I hear the beautiful music throughout the halls that comes from my friends that have chosen to live their lives making a joyful noise, and I rub shoulders in the cafeteria with people who will one day become the pastors of our churches.
I meet students who create their very own interdisciplinary degrees, who will do some job that doesn’t even exist quite yet, but it’s a job that’ll need to be done.
Our professors and faculty, who read the same headlines that I do, see us as helpers as well, whether they’ve watched Mister Rogers Neighborhood or not. They’re not scared. They have hope.
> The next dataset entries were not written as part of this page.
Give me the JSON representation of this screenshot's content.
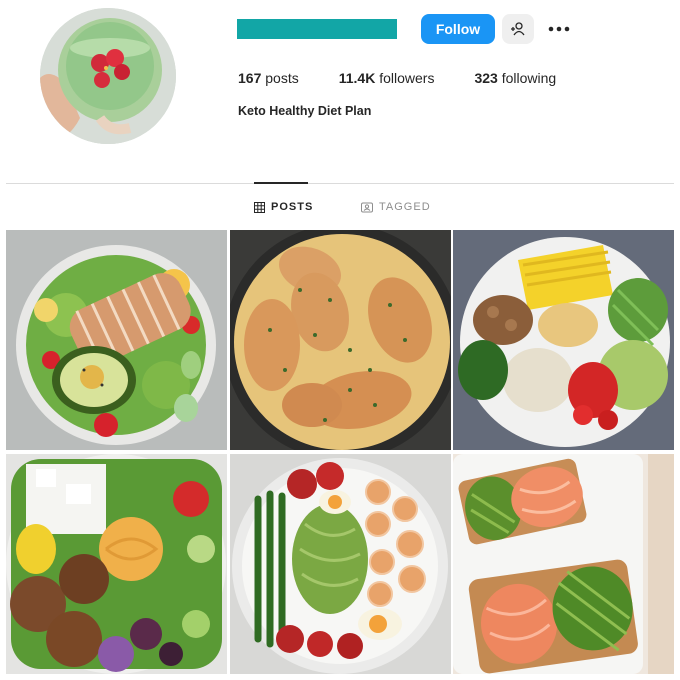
{
  "header": {
    "follow_label": "Follow",
    "add_user_icon": "add-user-icon",
    "more_icon": "more-icon"
  },
  "stats": {
    "posts_count": "167",
    "posts_label": "posts",
    "followers_count": "11.4K",
    "followers_label": "followers",
    "following_count": "323",
    "following_label": "following"
  },
  "bio": {
    "name": "Keto Healthy Diet Plan"
  },
  "tabs": [
    {
      "label": "POSTS",
      "icon": "grid-icon",
      "active": true
    },
    {
      "label": "TAGGED",
      "icon": "tagged-icon",
      "active": false
    }
  ],
  "colors": {
    "accent": "#1a95f5",
    "username_redaction": "#12a6a6"
  },
  "posts": [
    {
      "subject": "chicken avocado salad bowl"
    },
    {
      "subject": "creamy chicken skillet"
    },
    {
      "subject": "quinoa vegetable bowl"
    },
    {
      "subject": "falafel hummus salad"
    },
    {
      "subject": "shrimp asparagus bowl"
    },
    {
      "subject": "salmon avocado toast"
    }
  ]
}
If they didn’t have hope for a brighter future ahead and better headlines in the news, they wouldn’t be here, sharing their knowledge and experiences with their students. They wouldn’t share their testimonies in chapel, invite students into their offices for meaningful conversations, or care so much about their jobs.
And they care so much.
And you, dear donors, you see hope for the future as well. You’re investing in the next generation of helpers you’ll see in the news. And we are so grateful for all the opportunities that your donations give us that help us to become better helpers.
And me? I’ve decided that I’ll be the one writing the headlines of the future. Holding that camera. Doing that interview. Telling you the stories of the helpers that you invested and believed in. Sharing that hope that I feel every-day that I’m at this school. Becoming a helper in my own unique way.
Looking at the world around us, it can sometimes be hard to see the helpers.
But if you take a look at CMU, you’ll see them everywhere. And that gives me hope.